Sister Atom Bomb of Courteous Debateakiko on February 21st, 2009 08:59 pm (UTC)
Alternatively, you can buy a head of red-leaf lettuce, for example, and pick off a leaf or two, wash and shred it, and put the rest back into the fridge. (And by "shred," I mean rip into smallish pieces.)

And buying pre-packaged anything adds unnecessary costs, so I avoid those myself.
Squidceph on February 21st, 2009 11:11 pm (UTC)
Hm--are you comparing things based solely on caloric value, here? From a caloric standpoint you could certainly live very cheaply on ramen and peanut butter, but the cost in health would hardly be worth the savings in money.

Hell, I'm on a grad student salary now and I spend the small extra amount required to get fresh fruit and veg. I'd suggest looking for other places to save before you go replacing your tofu with Nutella. :)
Coraa: food lovecoraa on February 22nd, 2009 11:14 pm (UTC)
Seconded the people who point out that buying non-prewashed prebagged veggies will drop the cost considerably.

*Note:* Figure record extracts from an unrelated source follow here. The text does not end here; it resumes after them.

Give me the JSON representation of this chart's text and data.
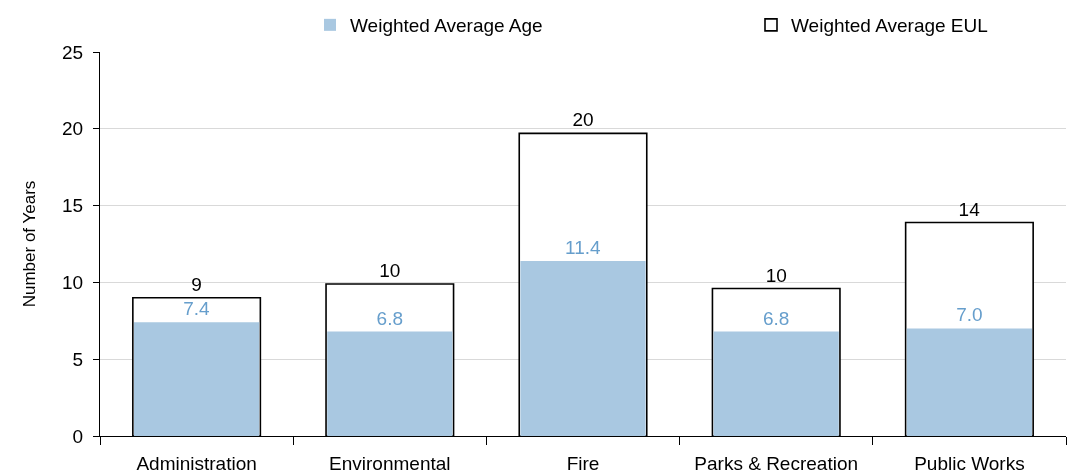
{
  "chart_data": {
    "type": "bar",
    "ylabel": "Number of Years",
    "categories": [
      "Administration",
      "Environmental",
      "Fire",
      "Parks & Recreation",
      "Public Works"
    ],
    "series": [
      {
        "name": "Weighted Average Age",
        "color": "#a9c8e1",
        "values": [
          7.4,
          6.8,
          11.4,
          6.8,
          7.0
        ],
        "value_labels": [
          "7.4",
          "6.8",
          "11.4",
          "6.8",
          "7.0"
        ]
      },
      {
        "name": "Weighted Average EUL",
        "color": "#ffffff",
        "values": [
          9.0,
          9.9,
          19.7,
          9.6,
          13.9
        ],
        "value_labels": [
          "9",
          "10",
          "20",
          "10",
          "14"
        ]
      }
    ],
    "ylim": [
      0,
      25
    ],
    "yticks": [
      0,
      5,
      10,
      15,
      20,
      25
    ],
    "grid": "y",
    "legend": "top"
  }
}
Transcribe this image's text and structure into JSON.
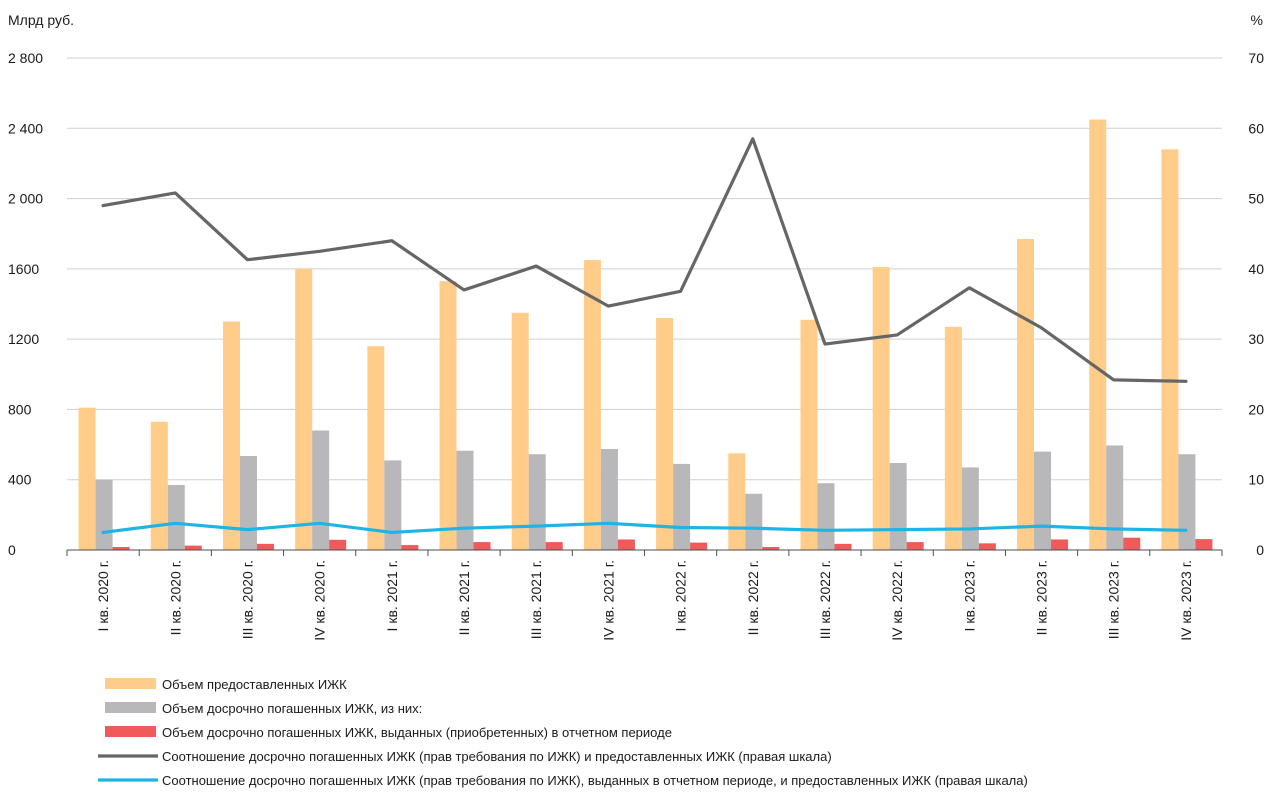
{
  "chart_data": {
    "type": "bar",
    "y_left_label": "Млрд руб.",
    "y_right_label": "%",
    "y_left_range": [
      0,
      2800
    ],
    "y_right_range": [
      0,
      70
    ],
    "y_left_ticks": [
      {
        "value": 0,
        "label": "0"
      },
      {
        "value": 400,
        "label": "400"
      },
      {
        "value": 800,
        "label": "800"
      },
      {
        "value": 1200,
        "label": "1200"
      },
      {
        "value": 1600,
        "label": "1600"
      },
      {
        "value": 2000,
        "label": "2 000"
      },
      {
        "value": 2400,
        "label": "2 400"
      },
      {
        "value": 2800,
        "label": "2 800"
      }
    ],
    "y_right_ticks": [
      {
        "value": 0,
        "label": "0"
      },
      {
        "value": 10,
        "label": "10"
      },
      {
        "value": 20,
        "label": "20"
      },
      {
        "value": 30,
        "label": "30"
      },
      {
        "value": 40,
        "label": "40"
      },
      {
        "value": 50,
        "label": "50"
      },
      {
        "value": 60,
        "label": "60"
      },
      {
        "value": 70,
        "label": "70"
      }
    ],
    "categories": [
      "I кв. 2020 г.",
      "II кв. 2020 г.",
      "III кв. 2020 г.",
      "IV кв. 2020 г.",
      "I кв. 2021 г.",
      "II кв. 2021 г.",
      "III кв. 2021 г.",
      "IV кв. 2021 г.",
      "I кв. 2022 г.",
      "II кв. 2022 г.",
      "III кв. 2022 г.",
      "IV кв. 2022 г.",
      "I кв. 2023 г.",
      "II кв. 2023 г.",
      "III кв. 2023 г.",
      "IV кв. 2023 г."
    ],
    "grid": "horizontal",
    "legend_position": "bottom",
    "series": [
      {
        "name": "Объем предоставленных ИЖК",
        "kind": "bar",
        "axis": "left",
        "color": "#FFCC8A",
        "values": [
          810,
          730,
          1300,
          1600,
          1160,
          1530,
          1350,
          1650,
          1320,
          550,
          1310,
          1610,
          1270,
          1770,
          2450,
          2280
        ]
      },
      {
        "name": "Объем досрочно погашенных ИЖК, из них:",
        "kind": "bar",
        "axis": "left",
        "color": "#B8B8BA",
        "values": [
          400,
          370,
          535,
          680,
          510,
          565,
          545,
          575,
          490,
          320,
          380,
          495,
          470,
          560,
          595,
          545
        ]
      },
      {
        "name": "Объем досрочно погашенных ИЖК, выданных (приобретенных) в отчетном периоде",
        "kind": "bar",
        "axis": "left",
        "color": "#F05A5A",
        "values": [
          17,
          25,
          35,
          58,
          28,
          45,
          45,
          60,
          42,
          17,
          35,
          45,
          38,
          60,
          70,
          62
        ]
      },
      {
        "name": "Соотношение досрочно погашенных ИЖК (прав требования по ИЖК) и предоставленных ИЖК (правая шкала)",
        "kind": "line",
        "axis": "right",
        "color": "#666666",
        "values": [
          49.0,
          50.8,
          41.3,
          42.5,
          44.0,
          37.0,
          40.4,
          34.7,
          36.8,
          58.5,
          29.3,
          30.6,
          37.3,
          31.6,
          24.2,
          24.0
        ]
      },
      {
        "name": "Соотношение досрочно погашенных ИЖК (прав требования по ИЖК), выданных в отчетном периоде, и предоставленных ИЖК (правая шкала)",
        "kind": "line",
        "axis": "right",
        "color": "#1EB4E6",
        "values": [
          2.5,
          3.8,
          2.9,
          3.8,
          2.5,
          3.1,
          3.4,
          3.8,
          3.2,
          3.1,
          2.8,
          2.9,
          3.0,
          3.4,
          3.0,
          2.8
        ]
      }
    ]
  }
}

The other thing that can drop the cost is buying vegetables in season. (This is especially true at the farmer's market, but I've even found it to be true in grocery stores.) Many greens are not in season right now, so I'm making my veggie dishes out of kale and chard and mustard greens for much cheaper. (Although baby spinach and arugula will be coming into season soon-ish.) Broccoli and cabbage-type veg are also not too pricey right now, and you can make a fantastic salad out of shredded brussels sprouts or shredded cabbage (like cole slaw, but you can use any dressing/topping/additions you want, not just standard cole slaw dressing -- I like sesame soy dressing on them). Lots of nutrients, too.

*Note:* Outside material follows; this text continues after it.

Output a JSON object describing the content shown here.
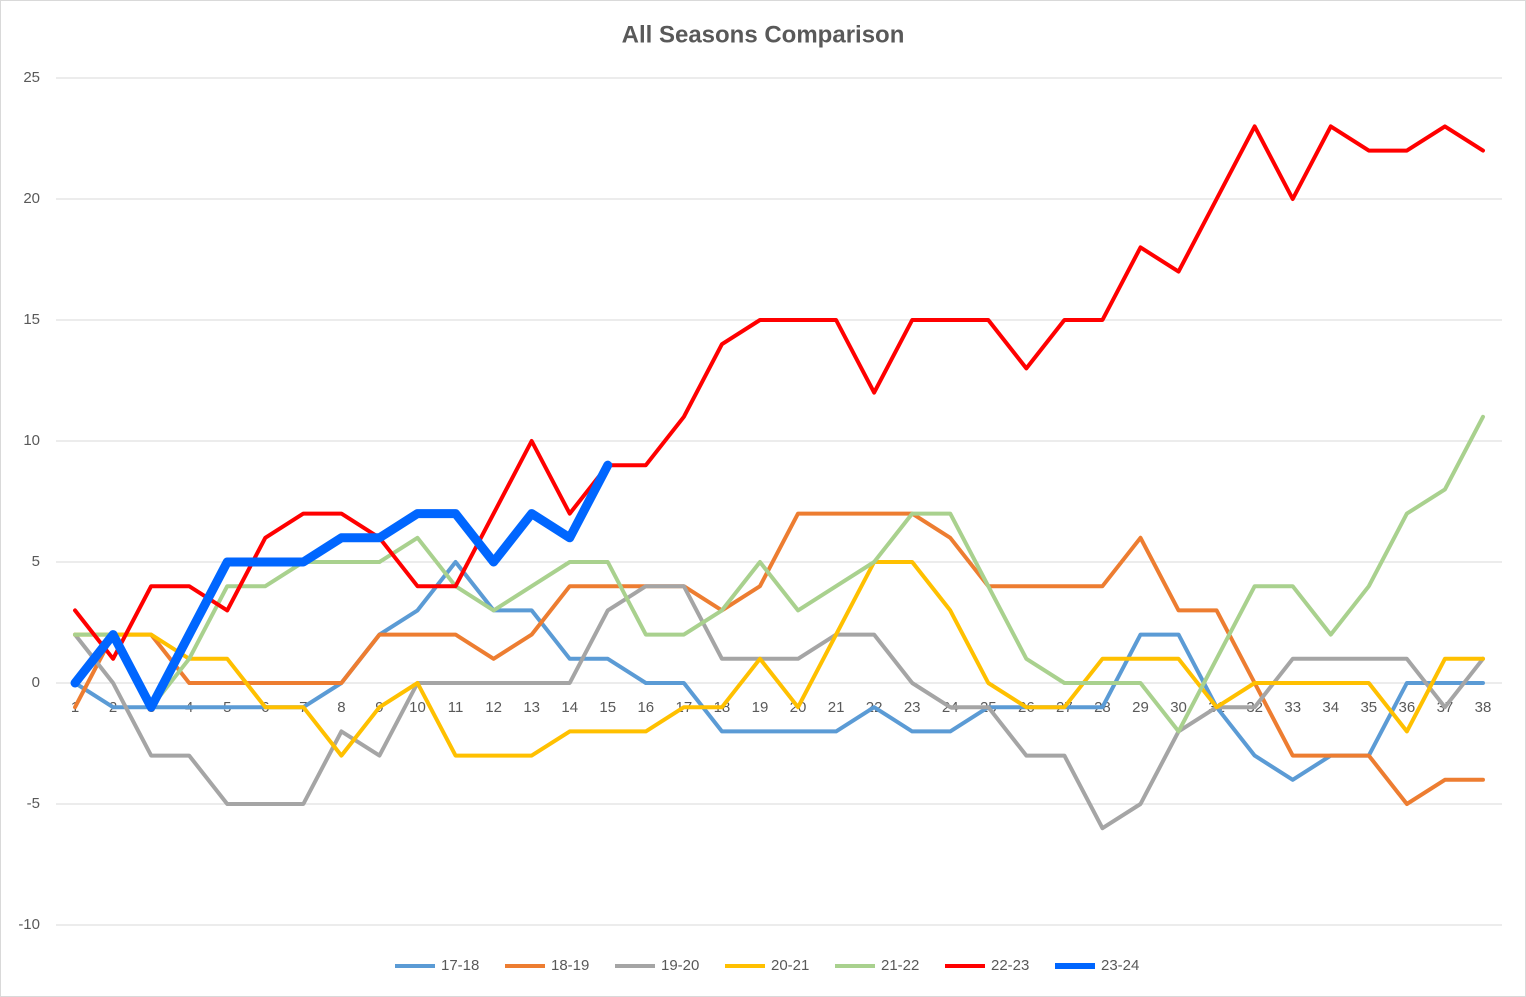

I've been making very tasty kale chips: tear some kale into bite-sized portions, toss them with a little bit of oil and salt (say, 1 tbsp oil per 4-ish large kale leaves and pinch or two of salt) and a sprinkling of vinegar (say, another tbsp) if you like vinegar-y chips. Put on a cookie sheet or in an oven-safe pan in a preheated 350F oven and bake for 10 minutes, stirring once at the halfway point. If they're not crispy yet, put them back in for another 5 minutes.